Uma equipe multidisciplinar, que envolve psicólogos e assistentes sociais, entre outros profissionais, elabora um plano para cada adolescente e para sua família, com metas e desejos de realização pessoal e profissional, por exemplo.
Racionalização
A melhoria na gestão de informações terá um impacto positivo em outa frente de ação do programa, que busca a racionalização na aplicação de medidas de internação. Essa ação atende à determinação do ECA e de parâmetros internacionais que preconizam a brevidade e excepcionalidade das internações. No Brasil, um levantamento do CNMP indicou que um mesmo ato infracional pode implicar em medida de nove meses em um estado e até dois anos e meio em outro. Segundo outro estudo do CNMP, no sistema socioeducativo em geral “há superlotação, poucas oportunidades de formação educacional e profissional, espaços insalubres, rebeliões das unidades, fugas, dificuldades de atendimento de saúde, entre tantos outros”.
Uma das ações previstas neste eixo estratégico é o apoio ao desenvolvimento dos Núcleos de Atendimento Integrados (NAI), equipamento que reúne atores como Tribunal de Justiça, Ministério Público e Secretarias de Educação, Saúde e Assistência Social, por exemplo. Também serão criadas metodologias de audiências concentradas, para que haja reavaliação constante das medidas impostas aos adolescentes. Para tanto, serão mapeadas experiências já existentes e implantados projetos pilotos.

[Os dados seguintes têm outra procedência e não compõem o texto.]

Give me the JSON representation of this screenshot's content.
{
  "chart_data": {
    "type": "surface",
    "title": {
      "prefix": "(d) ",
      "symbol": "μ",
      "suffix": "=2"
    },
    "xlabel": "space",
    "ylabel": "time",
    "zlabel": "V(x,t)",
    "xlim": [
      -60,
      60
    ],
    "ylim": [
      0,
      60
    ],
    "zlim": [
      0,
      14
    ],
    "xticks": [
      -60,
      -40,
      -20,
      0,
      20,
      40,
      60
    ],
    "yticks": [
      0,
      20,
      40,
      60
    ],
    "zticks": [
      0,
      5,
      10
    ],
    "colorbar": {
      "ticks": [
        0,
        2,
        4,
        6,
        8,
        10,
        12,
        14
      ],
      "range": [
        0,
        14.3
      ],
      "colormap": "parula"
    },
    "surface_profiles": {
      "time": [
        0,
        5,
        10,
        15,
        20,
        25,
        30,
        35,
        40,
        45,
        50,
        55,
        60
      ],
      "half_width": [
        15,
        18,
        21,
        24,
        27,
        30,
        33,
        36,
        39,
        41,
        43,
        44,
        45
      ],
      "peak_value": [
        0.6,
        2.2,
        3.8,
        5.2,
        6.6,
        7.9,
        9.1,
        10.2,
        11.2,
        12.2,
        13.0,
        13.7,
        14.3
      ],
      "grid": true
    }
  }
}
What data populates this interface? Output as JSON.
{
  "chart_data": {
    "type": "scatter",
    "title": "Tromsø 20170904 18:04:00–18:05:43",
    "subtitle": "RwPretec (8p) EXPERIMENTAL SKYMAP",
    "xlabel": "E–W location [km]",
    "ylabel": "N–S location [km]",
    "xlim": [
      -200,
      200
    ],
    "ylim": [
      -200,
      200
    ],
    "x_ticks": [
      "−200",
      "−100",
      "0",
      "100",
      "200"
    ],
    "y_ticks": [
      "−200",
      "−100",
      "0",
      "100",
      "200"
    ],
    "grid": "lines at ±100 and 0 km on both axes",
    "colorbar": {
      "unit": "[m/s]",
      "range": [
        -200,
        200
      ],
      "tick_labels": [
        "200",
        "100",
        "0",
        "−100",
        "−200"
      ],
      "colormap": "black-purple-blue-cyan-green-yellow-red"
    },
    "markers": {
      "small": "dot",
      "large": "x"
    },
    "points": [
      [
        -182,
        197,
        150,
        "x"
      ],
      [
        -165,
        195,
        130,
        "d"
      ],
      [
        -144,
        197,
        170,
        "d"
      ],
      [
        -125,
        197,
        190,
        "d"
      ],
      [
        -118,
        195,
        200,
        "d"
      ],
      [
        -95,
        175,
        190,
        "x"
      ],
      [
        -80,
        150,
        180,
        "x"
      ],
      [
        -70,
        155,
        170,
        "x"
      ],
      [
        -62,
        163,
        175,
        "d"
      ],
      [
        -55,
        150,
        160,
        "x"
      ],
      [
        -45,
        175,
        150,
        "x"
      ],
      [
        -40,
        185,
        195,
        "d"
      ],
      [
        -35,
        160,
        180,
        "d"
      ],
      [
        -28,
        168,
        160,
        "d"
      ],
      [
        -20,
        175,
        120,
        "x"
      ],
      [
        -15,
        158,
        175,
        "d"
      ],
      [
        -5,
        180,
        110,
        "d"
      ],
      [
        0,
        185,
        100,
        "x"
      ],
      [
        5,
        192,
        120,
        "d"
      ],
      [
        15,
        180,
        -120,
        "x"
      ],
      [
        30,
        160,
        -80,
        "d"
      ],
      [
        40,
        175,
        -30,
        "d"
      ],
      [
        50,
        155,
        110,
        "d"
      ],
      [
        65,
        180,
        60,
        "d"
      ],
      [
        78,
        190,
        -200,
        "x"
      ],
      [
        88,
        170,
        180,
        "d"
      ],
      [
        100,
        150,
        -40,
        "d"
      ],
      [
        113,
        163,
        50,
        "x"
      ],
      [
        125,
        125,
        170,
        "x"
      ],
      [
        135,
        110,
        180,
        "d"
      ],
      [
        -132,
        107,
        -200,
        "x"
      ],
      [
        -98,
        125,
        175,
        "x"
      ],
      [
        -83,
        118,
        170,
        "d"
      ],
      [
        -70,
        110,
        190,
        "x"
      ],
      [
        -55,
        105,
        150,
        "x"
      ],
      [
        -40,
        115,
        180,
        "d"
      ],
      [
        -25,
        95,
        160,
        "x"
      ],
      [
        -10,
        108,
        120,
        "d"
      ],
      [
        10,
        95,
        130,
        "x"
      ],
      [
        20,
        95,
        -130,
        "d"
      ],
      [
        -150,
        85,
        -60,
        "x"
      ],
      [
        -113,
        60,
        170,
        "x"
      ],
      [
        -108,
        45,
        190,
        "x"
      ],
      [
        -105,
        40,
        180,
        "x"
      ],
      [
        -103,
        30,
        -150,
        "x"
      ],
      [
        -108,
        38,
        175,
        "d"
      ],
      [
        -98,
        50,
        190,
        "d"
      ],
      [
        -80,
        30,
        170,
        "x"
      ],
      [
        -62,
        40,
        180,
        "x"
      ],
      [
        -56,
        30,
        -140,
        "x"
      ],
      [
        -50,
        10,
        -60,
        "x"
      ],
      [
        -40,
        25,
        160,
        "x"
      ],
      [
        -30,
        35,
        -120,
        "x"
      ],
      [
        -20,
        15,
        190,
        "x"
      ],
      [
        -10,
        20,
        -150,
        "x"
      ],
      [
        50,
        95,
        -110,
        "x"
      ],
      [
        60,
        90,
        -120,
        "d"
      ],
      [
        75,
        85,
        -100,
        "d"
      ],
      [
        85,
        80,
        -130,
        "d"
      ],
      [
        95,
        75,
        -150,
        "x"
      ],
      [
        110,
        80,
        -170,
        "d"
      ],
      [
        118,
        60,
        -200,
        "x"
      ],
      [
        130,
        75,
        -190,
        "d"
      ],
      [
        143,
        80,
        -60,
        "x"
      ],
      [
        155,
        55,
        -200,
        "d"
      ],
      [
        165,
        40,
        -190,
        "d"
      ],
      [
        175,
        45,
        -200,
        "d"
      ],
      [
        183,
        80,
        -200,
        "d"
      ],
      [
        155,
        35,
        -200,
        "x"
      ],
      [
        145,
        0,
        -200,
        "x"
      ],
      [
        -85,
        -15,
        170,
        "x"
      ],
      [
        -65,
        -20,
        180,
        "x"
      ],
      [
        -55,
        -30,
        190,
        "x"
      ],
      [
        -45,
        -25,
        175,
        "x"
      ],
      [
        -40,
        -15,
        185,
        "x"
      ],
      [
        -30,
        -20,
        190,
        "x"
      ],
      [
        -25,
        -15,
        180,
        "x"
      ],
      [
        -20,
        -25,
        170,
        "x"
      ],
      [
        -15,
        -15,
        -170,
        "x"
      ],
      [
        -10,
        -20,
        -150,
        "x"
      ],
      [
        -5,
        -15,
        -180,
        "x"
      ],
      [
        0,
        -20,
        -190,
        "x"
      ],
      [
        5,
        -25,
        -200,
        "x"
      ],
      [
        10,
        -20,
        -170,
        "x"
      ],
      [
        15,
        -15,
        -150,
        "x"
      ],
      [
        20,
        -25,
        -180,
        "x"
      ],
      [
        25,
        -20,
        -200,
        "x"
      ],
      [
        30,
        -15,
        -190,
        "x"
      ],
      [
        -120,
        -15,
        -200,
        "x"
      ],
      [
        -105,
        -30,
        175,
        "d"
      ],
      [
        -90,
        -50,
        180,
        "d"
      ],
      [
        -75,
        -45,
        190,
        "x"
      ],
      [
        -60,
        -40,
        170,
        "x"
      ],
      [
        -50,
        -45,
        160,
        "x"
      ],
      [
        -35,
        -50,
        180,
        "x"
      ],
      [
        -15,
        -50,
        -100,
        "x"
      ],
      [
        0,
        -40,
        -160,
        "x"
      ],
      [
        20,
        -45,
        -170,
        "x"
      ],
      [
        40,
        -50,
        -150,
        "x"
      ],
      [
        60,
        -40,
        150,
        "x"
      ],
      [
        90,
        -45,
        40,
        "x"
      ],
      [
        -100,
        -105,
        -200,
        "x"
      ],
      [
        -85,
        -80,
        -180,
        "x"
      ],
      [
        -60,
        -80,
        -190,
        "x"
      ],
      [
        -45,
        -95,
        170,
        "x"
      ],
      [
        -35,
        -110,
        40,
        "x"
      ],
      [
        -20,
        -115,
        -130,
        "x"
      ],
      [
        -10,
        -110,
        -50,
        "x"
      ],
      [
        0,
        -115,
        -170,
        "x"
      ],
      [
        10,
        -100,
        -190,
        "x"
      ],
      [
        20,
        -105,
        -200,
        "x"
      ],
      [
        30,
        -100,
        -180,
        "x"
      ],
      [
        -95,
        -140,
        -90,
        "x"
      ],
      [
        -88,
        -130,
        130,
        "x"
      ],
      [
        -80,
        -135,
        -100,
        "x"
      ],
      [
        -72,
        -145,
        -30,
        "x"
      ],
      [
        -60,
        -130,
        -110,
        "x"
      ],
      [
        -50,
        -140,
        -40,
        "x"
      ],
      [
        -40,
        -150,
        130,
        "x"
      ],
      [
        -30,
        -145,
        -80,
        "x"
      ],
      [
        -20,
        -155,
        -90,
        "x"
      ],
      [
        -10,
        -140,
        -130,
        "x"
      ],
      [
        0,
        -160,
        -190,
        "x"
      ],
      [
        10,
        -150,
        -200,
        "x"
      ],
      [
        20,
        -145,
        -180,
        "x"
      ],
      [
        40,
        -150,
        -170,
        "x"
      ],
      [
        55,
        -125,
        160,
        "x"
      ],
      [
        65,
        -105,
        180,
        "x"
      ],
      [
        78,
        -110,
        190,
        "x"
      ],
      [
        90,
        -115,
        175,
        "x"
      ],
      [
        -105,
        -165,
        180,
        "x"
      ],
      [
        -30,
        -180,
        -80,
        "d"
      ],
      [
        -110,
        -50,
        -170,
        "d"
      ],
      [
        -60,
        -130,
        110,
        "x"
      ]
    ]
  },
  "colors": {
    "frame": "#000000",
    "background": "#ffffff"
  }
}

Está previsto, ainda, o desenvolvimento de Núcleos de Justiça Restaurativa nos estados. Centrais de Vagas, que controlam o número de adolescentes internados de acordo com as vagas disponíveis, também serão propostas, garantindo que a internação sirva como espaço de desenvolvimento pessoal. Ações de fortalecimento do meio aberto, para o fortalecimento dos laços familiares e comunitários com acompanhamento, serão efetivadas. Todas essas ações serão pactuadas previamente com os Tribunais estaduais e em cooperação com União, estados e municípios.
Aperfeiçoamento do SINASE
Instituído pela Lei n. 12.594/2012 com base em normativas internacionais, o Sistema Nacional de Atendimento Socioeducativo (SINASE) envolve diversas áreas de governo, representantes de entidades e especialistas, desenvolvendo programas intersetoriais de atendimento socioeducativo. Nos últimos sete anos, o sistema enfrenta desafios para sua implementação, principalmente na articulação da rede necessária para o funcionamento, que envolve atores das três esferas do Poder Executivo. Buscando auxiliar neste quadro, o Justiça Presente trabalha no desenho de matriz de conteúdos mínimos para formação inicial e continuada de magistrados e servidores, incluindo a inserção de módulo sobre o SINASE na matriz curricular das Escolas de Magistraturas estaduais.
Outro eixo estratégico de atuação do Justiça Presente se debruça sobre estratégias de aumento da escolarização e profissionalização dos adolescentes. Para tanto, serão propostos fluxos para a emissão de documentação civil para adolescentes em cumprimento de medida socioeducativa como primeiro passo. Outras medidas incluem instituir políticas permanentes de acompanhamento para adolescentes pós-cumprimento de medidas e aprendizagem profissional deles. A ideia é pactuar com Institutos Federais e agências do Sistema S, como Senai e Sesc, a oferta de vagas em cursos profissionalizantes.